How to handle hot peppers safely

Sometimes while attending culinary class online, you will cook with some serious spice. We’re talking hot peppers with so much heat they burn your hands if you touch them. We’ve got some tips for handling these delicious veggies and avoiding burning hands:

Wear gloves
We’re not kidding. Ever cut a jalapeño and later forgot and touched your eye? It’s not pleasant. Even after washing your hands with soap and water, you will find that the capsaicin (what makes peppers hot) is still on your skin and can easily be transferred to other places. If you are using peppers that are on the Scoville level with jalapeños or anything higher (serranos, thai, habañeros and others), you will want to use rubber gloves.

Do not wash with hot water
You would think that hot water would be the most effective when it comes to cutting through a pepper’s heat. Instead, the water will actually cause the capsaicin to spread, making it airborne in the steam and more likely to enter your eyes and nose. A stinging nose and throat is not fun, so be sure to use cold water when washing the pepper, cutting board, utensils and your hands.

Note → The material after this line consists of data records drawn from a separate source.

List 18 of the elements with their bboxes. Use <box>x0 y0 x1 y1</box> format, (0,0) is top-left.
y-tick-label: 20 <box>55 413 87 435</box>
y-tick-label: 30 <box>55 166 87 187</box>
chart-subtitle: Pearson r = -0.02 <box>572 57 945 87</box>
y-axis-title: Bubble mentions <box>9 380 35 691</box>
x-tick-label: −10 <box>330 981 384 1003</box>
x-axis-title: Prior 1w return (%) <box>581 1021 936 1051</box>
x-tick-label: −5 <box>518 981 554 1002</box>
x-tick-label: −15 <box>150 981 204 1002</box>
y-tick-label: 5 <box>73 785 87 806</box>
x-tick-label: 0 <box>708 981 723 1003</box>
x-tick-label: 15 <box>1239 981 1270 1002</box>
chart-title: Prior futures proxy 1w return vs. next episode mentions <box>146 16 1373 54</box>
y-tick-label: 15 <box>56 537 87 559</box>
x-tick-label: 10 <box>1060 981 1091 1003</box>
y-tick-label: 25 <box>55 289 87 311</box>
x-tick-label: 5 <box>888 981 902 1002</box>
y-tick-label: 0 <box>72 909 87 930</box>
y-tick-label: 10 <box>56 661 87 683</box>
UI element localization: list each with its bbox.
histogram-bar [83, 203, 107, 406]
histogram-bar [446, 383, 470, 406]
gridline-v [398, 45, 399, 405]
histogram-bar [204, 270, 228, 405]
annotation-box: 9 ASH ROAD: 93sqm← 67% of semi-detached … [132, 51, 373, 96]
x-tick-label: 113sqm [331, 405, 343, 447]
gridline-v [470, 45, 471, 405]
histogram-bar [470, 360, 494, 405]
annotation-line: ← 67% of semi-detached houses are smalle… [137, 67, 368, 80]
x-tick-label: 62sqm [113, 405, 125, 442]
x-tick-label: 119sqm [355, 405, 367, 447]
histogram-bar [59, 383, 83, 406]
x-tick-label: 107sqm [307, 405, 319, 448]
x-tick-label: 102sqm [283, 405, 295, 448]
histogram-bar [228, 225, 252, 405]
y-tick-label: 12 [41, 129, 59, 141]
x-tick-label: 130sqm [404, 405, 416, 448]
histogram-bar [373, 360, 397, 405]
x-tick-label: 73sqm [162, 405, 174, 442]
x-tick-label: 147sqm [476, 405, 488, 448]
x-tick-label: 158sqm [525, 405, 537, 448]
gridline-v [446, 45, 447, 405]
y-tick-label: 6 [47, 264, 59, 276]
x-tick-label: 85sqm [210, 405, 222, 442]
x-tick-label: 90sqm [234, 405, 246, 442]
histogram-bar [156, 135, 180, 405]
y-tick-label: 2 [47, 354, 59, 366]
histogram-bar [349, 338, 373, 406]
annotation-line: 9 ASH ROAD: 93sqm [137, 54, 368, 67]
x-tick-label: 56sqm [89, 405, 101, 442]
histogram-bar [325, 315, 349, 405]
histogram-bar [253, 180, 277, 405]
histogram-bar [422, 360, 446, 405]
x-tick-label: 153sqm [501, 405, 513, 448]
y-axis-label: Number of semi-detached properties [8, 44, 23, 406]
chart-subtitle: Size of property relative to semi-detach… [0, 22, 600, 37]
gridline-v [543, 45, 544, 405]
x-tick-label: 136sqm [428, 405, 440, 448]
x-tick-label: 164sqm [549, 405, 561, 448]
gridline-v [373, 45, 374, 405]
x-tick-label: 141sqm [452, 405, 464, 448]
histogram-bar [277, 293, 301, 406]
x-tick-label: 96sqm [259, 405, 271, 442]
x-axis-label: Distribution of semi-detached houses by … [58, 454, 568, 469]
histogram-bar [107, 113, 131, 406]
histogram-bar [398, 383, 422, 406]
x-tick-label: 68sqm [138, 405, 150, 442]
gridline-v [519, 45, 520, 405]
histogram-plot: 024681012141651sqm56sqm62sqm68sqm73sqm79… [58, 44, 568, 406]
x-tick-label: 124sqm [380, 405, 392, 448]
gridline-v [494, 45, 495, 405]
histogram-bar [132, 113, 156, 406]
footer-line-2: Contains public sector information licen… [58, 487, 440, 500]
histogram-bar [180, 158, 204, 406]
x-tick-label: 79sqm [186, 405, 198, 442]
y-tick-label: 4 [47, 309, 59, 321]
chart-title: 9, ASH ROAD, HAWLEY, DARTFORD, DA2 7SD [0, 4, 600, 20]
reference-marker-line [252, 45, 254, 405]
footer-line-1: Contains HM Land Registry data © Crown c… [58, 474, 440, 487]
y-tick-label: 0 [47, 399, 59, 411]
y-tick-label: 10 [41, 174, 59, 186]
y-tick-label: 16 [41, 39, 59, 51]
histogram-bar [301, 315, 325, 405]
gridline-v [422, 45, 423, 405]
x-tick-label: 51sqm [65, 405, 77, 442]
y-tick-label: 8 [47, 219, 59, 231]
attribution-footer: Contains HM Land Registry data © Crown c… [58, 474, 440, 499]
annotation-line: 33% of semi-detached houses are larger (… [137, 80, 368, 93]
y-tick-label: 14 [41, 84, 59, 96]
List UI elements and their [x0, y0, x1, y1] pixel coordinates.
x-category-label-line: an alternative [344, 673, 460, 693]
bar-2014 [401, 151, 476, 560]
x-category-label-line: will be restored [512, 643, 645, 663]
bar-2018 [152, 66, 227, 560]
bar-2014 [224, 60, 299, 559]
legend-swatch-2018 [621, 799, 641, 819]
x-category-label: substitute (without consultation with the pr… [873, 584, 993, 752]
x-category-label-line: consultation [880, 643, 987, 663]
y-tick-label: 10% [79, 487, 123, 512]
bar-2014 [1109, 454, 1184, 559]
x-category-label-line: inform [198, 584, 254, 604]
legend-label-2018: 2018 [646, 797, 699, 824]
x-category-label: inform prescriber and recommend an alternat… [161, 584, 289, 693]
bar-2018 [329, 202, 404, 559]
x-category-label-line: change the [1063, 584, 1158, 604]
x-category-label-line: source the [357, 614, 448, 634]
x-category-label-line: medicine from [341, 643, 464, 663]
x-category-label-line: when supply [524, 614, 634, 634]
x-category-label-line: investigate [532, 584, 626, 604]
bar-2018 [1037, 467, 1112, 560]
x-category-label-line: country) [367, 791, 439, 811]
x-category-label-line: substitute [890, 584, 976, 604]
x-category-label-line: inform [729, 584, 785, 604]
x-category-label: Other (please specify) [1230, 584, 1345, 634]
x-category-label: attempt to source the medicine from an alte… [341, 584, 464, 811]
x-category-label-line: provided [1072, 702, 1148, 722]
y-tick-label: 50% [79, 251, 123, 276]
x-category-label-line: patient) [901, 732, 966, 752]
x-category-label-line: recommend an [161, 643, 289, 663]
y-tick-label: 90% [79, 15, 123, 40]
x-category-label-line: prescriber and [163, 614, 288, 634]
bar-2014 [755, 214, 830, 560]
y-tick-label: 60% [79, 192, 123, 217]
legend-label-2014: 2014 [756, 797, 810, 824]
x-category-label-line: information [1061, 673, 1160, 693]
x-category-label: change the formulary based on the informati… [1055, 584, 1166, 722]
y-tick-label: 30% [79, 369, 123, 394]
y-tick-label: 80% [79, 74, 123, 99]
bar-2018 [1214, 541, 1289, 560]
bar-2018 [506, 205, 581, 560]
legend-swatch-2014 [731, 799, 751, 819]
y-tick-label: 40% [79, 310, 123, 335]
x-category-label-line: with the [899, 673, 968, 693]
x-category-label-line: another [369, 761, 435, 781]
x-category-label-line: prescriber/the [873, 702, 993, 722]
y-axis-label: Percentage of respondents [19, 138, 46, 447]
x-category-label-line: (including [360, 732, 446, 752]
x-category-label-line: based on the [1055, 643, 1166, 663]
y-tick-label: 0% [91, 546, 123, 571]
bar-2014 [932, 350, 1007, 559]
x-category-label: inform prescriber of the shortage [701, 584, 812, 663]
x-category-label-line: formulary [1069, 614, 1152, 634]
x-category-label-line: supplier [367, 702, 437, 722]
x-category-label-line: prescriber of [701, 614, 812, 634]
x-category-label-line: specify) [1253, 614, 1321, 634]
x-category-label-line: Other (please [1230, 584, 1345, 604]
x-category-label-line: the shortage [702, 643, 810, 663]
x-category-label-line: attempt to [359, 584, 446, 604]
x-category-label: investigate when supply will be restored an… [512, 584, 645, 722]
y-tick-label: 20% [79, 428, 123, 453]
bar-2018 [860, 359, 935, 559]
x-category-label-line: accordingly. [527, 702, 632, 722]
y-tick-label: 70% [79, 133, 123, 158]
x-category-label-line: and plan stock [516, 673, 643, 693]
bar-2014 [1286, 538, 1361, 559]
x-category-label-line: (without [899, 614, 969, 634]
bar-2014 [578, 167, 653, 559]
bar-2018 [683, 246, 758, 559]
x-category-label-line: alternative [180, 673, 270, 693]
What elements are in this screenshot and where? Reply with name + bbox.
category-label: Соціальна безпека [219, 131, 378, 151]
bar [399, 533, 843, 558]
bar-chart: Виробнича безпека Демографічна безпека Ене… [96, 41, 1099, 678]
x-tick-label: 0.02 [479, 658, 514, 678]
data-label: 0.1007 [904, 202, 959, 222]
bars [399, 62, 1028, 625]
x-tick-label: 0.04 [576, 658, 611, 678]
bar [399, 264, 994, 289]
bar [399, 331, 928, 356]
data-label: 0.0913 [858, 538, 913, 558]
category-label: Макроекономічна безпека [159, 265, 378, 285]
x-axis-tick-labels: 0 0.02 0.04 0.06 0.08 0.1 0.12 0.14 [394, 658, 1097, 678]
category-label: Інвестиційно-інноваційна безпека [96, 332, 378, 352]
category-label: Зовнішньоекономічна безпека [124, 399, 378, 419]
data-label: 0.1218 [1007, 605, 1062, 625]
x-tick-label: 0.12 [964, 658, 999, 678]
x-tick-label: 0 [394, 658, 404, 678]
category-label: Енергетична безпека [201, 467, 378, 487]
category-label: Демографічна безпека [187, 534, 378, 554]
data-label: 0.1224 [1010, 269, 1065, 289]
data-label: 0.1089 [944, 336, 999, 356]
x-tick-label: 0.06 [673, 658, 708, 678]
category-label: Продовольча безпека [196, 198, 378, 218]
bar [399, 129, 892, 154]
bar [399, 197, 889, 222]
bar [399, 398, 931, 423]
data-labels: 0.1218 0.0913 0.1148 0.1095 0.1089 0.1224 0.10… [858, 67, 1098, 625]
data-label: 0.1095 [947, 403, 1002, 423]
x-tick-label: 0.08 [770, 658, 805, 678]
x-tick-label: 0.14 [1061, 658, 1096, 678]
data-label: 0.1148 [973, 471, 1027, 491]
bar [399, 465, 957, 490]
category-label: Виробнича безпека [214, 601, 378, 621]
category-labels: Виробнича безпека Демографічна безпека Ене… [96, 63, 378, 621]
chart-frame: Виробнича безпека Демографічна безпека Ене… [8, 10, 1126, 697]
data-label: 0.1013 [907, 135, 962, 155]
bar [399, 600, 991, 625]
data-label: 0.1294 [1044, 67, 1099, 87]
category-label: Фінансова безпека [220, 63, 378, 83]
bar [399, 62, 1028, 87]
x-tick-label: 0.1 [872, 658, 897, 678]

How to get rid of pepper hands
You’ve accidentally made contact with a hot pepper and you’re not sure how to get that burning feeling to go away. Try these tips to stop the burn (and maybe prevent it from happening):

  • Wash your hands with dish soap. It’s more effective than hand soap.
  • Rub a tiny drop or two of vegetable or olive oil onto your hands.  Coat them with it before cutting peppers to avoid the burning feeling or afterwards to stop it from happening.
  • Try a drizzle of rubbing alcohol or vodka. Alcohol fights the capsaicin and will help you to lessen the pepper’s effect.
  • Whip up a quick paste of water and baking soda. Coat your hands with it and let the mixture dry. Once it becomes hard, wash it off and your hands will be as good as new.

Pay attention
Don’t use your pepper gloves or unwashed hands to send a text message or rifle through the mail. If you do, you are spreading the capsaicin and likely exposing others to the heat. Do not comfort small children or pet household animals immediately after handling hot peppers or they, too, will feel the burn.

Peppers are not a joke
While it may seem funny to trick a friend into eating a hot pepper, it is really not an enjoyable experience. Be responsible. If people want try a hot pepper on their own accord, more power to them. Just make sure they know what they’re getting into.